Item 1.01 Entry into a Material Definitive Agreement.
     On August 6, 2010, PHH Corporation (the “Company” or “PHH”) entered into a Purchase Agreement with Banc of America Securities LLC, Citigroup Global Markets Inc., J.P. Morgan Securities Inc., and RBS Securities Inc., as representatives of several initial purchasers named therein (“Initial Purchasers”), relating to the issuance and sale of $350 million aggregate principal amount of the Company’s 9.25% senior secured notes due 2016 (the “notes”) at an issue price of 100%. The net proceeds from the offering of the notes will be used to repay borrowings under PHH’s Amended and Restated Competitive Advance and Revolving Credit Agreement, and to the extent any proceeds remain, for general corporate purposes. Subject to customary closing conditions, this offering is expected to close on August 11, 2010.
     The Purchase Agreement includes customary representations, warranties and covenants. Under the terms of the Purchase Agreement, the Company has agreed to indemnify the Initial Purchasers against certain liabilities.
     Certain of the Initial Purchasers and their affiliates provide or may in the future provide certain commercial banking, financial advisory and investment banking services for us and certain of our affiliates, for which they receive customary fees.

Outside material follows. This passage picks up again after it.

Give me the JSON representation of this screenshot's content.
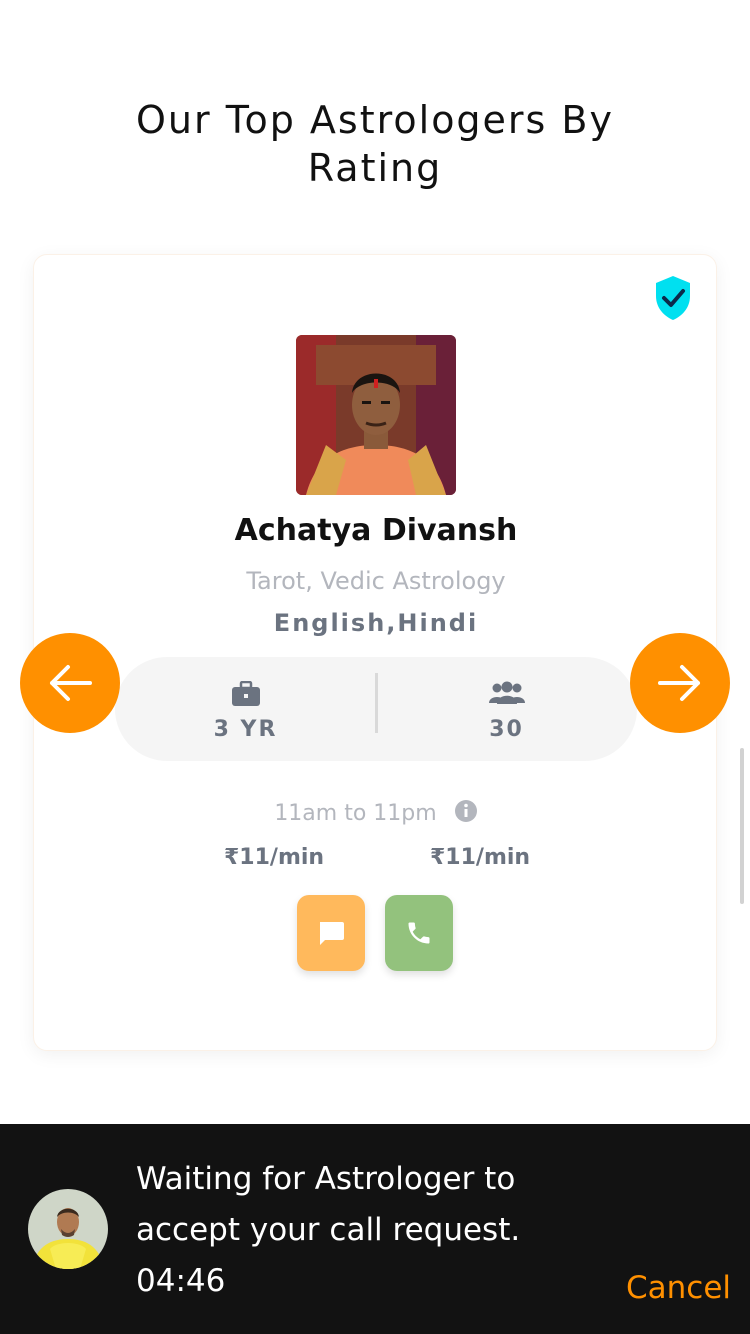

In addition, affiliates of the Initial Purchasers are lenders and/or agents under PHH’s Amended and Restated Competitive Advance and Revolving Credit Agreement, dated as of January 6, 2006, as amended (the “Amended Credit Facility”), and certain other existing funding arrangements to which PHH or certain of its subsidiaries are parties, including a variable-rate committed mortgage warehouse facility between PHH Mortgage Corporation (“PHH Mortgage”) and the Royal Bank of Scotland plc. Additionally, Banc of America Securities LLC is affiliated with Merrill Lynch Credit Corporation, one of PHH Mortgage’s largest private-label clients, as well as Bank of America, N.A., the purchaser under that certain Mortgage Loan Participation Purchase and Sale Agreement with PHH Mortgage, dated July 23, 2010.
     The notes have not been registered under the Securities Act of 1933, as amended (the “Securities Act”), and may not be offered in the United States absent registration under the Securities Act or an applicable exemption from registration requirements of the Securities Act.
     The notes are being offered and sold in a private offering that is exempt from the registration requirements of the Securities Act solely to: (a) qualified institutional buyers in the United States, as defined in Rule 144A under the Securities Act in compliance therewith; and (b) persons outside the United States in reliance on Regulation S of the Securities Act.
Item 8.01 Other Events
     On August 6, 2009, PHH Corporation issued a press release announcing the upsizing and pricing of its offering of $350 million aggregate principal amount of 9.25% senior notes due 2016. A copy of this press release is filed herewith as Exhibit 99.1 and incorporated herein by reference.
Item 9.01. Financial Statements and Exhibits
(d) Exhibits
  10.1   Purchase Agreement, dated August 6, 2010, by and between PHH Corporation, Banc of America Securities LLC, Citigroup Global Markets Inc., J.P. Morgan Securities Inc., and RBS Securities Inc., as representatives of the Initial Purchasers.*
 
  99.1   Press Release of PHH Corporation, dated August 6, 2010.
 
*   Confidential treatment has been requested for certain portions of this exhibit pursuant to Rule 24b-2 of the Exchange Act, which portions have been omitted and filed separately with the SEC.

 


Table of Contents

SIGNATURE
Pursuant to the requirements of the Securities Exchange Act of 1934, the registrant has duly caused this report to be signed on its behalf by the undersigned hereunto duly authorized.
         
  PHH CORPORATION
 
 
  By:   /s/ William F. Brown    
    Name:   William F. Brown   
    Title:   Senior Vice President, General Counsel & Secretary   
 
Dated: August 9, 2010

 


Table of Contents

Index to Exhibits
     
Exhibit    
Number   Description
10.1
  Purchase Agreement, dated August 6, 2010, by and between PHH Corporation, Banc of America Securities LLC, Citigroup Global Markets Inc., J.P. Morgan Securities Inc., and RBS Securities Inc., as representatives of the Initial Purchasers.
99.1
  Press Release of PHH Corporation, dated August 6, 2010.